Computer models developed by Brown University mathematicians help to describe an underappreciated function of the spleen.

Computer models showing how red blood cells move through slits in the spleen.
A tight squeeze
Computer models developed at Brown show how red blood cells move through tiny slits in the spleen. The work suggests that the limitations imposed by these slits determine the size of red blood cells.MIT/CMU/Brown

PROVIDENCE, R.I. [Brown University] — A key function of the spleen, a fist-sized organ located just behind the stomach, is to act as a blood filter, taking malformed or damaged red blood cells out of circulation.

But a new paper in the Proceedings of the National Academy of Sciences suggests that the spleen also plays a primary role in determining the size of red cells, making sure they are small enough to pass safely through the tiniest capillaries in the body. The work not only suggests an underappreciated role for the spleen in shaping cells, it could help in developing drugs for diseases such as malaria that affect the size and shape of red blood cells.

The research, which was led by scientists from MIT and Carnegie Mellon, drew heavily on computer models developed in the lab of George Karniadakis, professor of applied mathematics at Brown. Karniadakis, a co-author on the new paper, discussed the findings and his modeling approach.

Could you give us a few details about the new aspect of the spleen’s function this research discovered?

We have simulated the process of red blood cells (RBCs) flowing through the tiny slits in the spleen through which blood is filtered. It’s not possible to observe this in humans, so we wanted to use simulation to quantify those dynamics. These slits are smaller than even the smallest capillaries—less than three microns (millionths of a meter)—and hence this narrow clearance imposes a very stringent mechanical deformation for RBCs. In particular, our simulations have revealed a unique relationship for the human RBCs that defines which ones will go through the spleen and which ones will not. It is the first such study of the biomechanical interactions of the spleen and RBCs.

Can you explain a little about how the models used in this study were developed?

The models used for his study have been developed over the last 10 years at Brown University by several PhD students and postdocs, starting with the PhD thesis at Brown of Igor Pivkin, who is the first author of this paper. They rely on a method called Dissipative Particle Dynamics or DPD, in which we systematically estimate the molecular dynamics of soft matter and complex fluids.

How were the models tuned to investigate the spleen?
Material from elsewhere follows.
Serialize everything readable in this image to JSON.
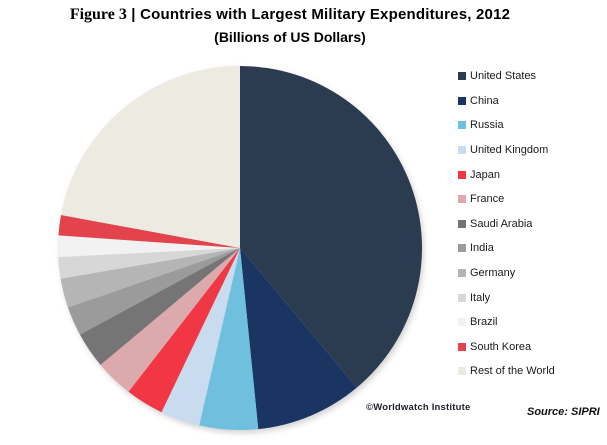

We developed DPD models for individual red blood cells, as well as whole blood both in health and disease. The models have been informed and validated by experimental data from the literature and from experiments conducted by our MIT collaborators in the nanomechanics lab of Subra Suresh and Ming Dao. In particular, David Quinn, a former Ph.D. student in the Nanomechanics lab, designed specific microfluidic experiments to produce narrow slits of 2 microns by three microns. Those opening are similar to the splenic slits, and the results from those experiments were used to calibrate the DPD-based models.
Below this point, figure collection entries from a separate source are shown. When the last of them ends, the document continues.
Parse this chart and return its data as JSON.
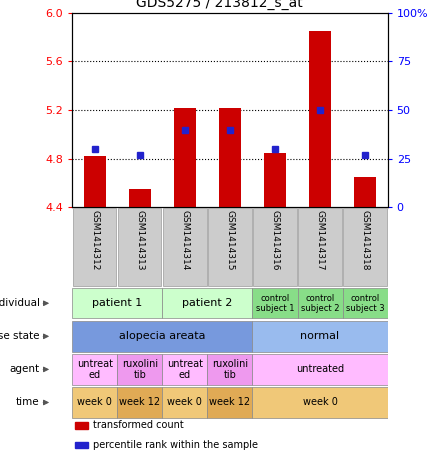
{
  "title": "GDS5275 / 213812_s_at",
  "samples": [
    "GSM1414312",
    "GSM1414313",
    "GSM1414314",
    "GSM1414315",
    "GSM1414316",
    "GSM1414317",
    "GSM1414318"
  ],
  "transformed_count": [
    4.82,
    4.55,
    5.22,
    5.22,
    4.85,
    5.85,
    4.65
  ],
  "percentile_rank": [
    30,
    27,
    40,
    40,
    30,
    50,
    27
  ],
  "ylim_left": [
    4.4,
    6.0
  ],
  "ylim_right": [
    0,
    100
  ],
  "yticks_left": [
    4.4,
    4.8,
    5.2,
    5.6,
    6.0
  ],
  "yticks_right": [
    0,
    25,
    50,
    75,
    100
  ],
  "ytick_labels_right": [
    "0",
    "25",
    "50",
    "75",
    "100%"
  ],
  "bar_color": "#cc0000",
  "dot_color": "#2222cc",
  "annotation_rows": [
    {
      "label": "individual",
      "cells": [
        {
          "text": "patient 1",
          "span": 2,
          "color": "#ccffcc",
          "fontsize": 8
        },
        {
          "text": "patient 2",
          "span": 2,
          "color": "#ccffcc",
          "fontsize": 8
        },
        {
          "text": "control\nsubject 1",
          "span": 1,
          "color": "#88dd88",
          "fontsize": 6
        },
        {
          "text": "control\nsubject 2",
          "span": 1,
          "color": "#88dd88",
          "fontsize": 6
        },
        {
          "text": "control\nsubject 3",
          "span": 1,
          "color": "#88dd88",
          "fontsize": 6
        }
      ]
    },
    {
      "label": "disease state",
      "cells": [
        {
          "text": "alopecia areata",
          "span": 4,
          "color": "#7799dd",
          "fontsize": 8
        },
        {
          "text": "normal",
          "span": 3,
          "color": "#99bbee",
          "fontsize": 8
        }
      ]
    },
    {
      "label": "agent",
      "cells": [
        {
          "text": "untreat\ned",
          "span": 1,
          "color": "#ffbbff",
          "fontsize": 7
        },
        {
          "text": "ruxolini\ntib",
          "span": 1,
          "color": "#ee99ee",
          "fontsize": 7
        },
        {
          "text": "untreat\ned",
          "span": 1,
          "color": "#ffbbff",
          "fontsize": 7
        },
        {
          "text": "ruxolini\ntib",
          "span": 1,
          "color": "#ee99ee",
          "fontsize": 7
        },
        {
          "text": "untreated",
          "span": 3,
          "color": "#ffbbff",
          "fontsize": 7
        }
      ]
    },
    {
      "label": "time",
      "cells": [
        {
          "text": "week 0",
          "span": 1,
          "color": "#f0c878",
          "fontsize": 7
        },
        {
          "text": "week 12",
          "span": 1,
          "color": "#e0aa55",
          "fontsize": 7
        },
        {
          "text": "week 0",
          "span": 1,
          "color": "#f0c878",
          "fontsize": 7
        },
        {
          "text": "week 12",
          "span": 1,
          "color": "#e0aa55",
          "fontsize": 7
        },
        {
          "text": "week 0",
          "span": 3,
          "color": "#f0c878",
          "fontsize": 7
        }
      ]
    }
  ],
  "legend_items": [
    {
      "color": "#cc0000",
      "label": "transformed count"
    },
    {
      "color": "#2222cc",
      "label": "percentile rank within the sample"
    }
  ],
  "fig_w": 4.38,
  "fig_h": 4.53,
  "dpi": 100
}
How might this finding contribute to potential treatment strategies for malaria?

The spleen plays a particularly important role in malaria patients, as malaria-infected RBCs are stiff due to the presence of the parasite inside the RBC. These stiffer RBCs may cause spleen enlargement and our model can help quantify this process.

Could you talk a little bit about how these bloodflow models have been applied in the past?

We have also validated our DPD-based methodology in a number of hematological disorders, both inherited or due to infection. For example, our models have shown how different cell types interact to cause bloodflow blockages associated with sickle cell anemia. We’ve also used the models to show how malaria-infected cells impede bloodflow. This has been work we’ve done jointly with our MIT collaborators supported by NIH.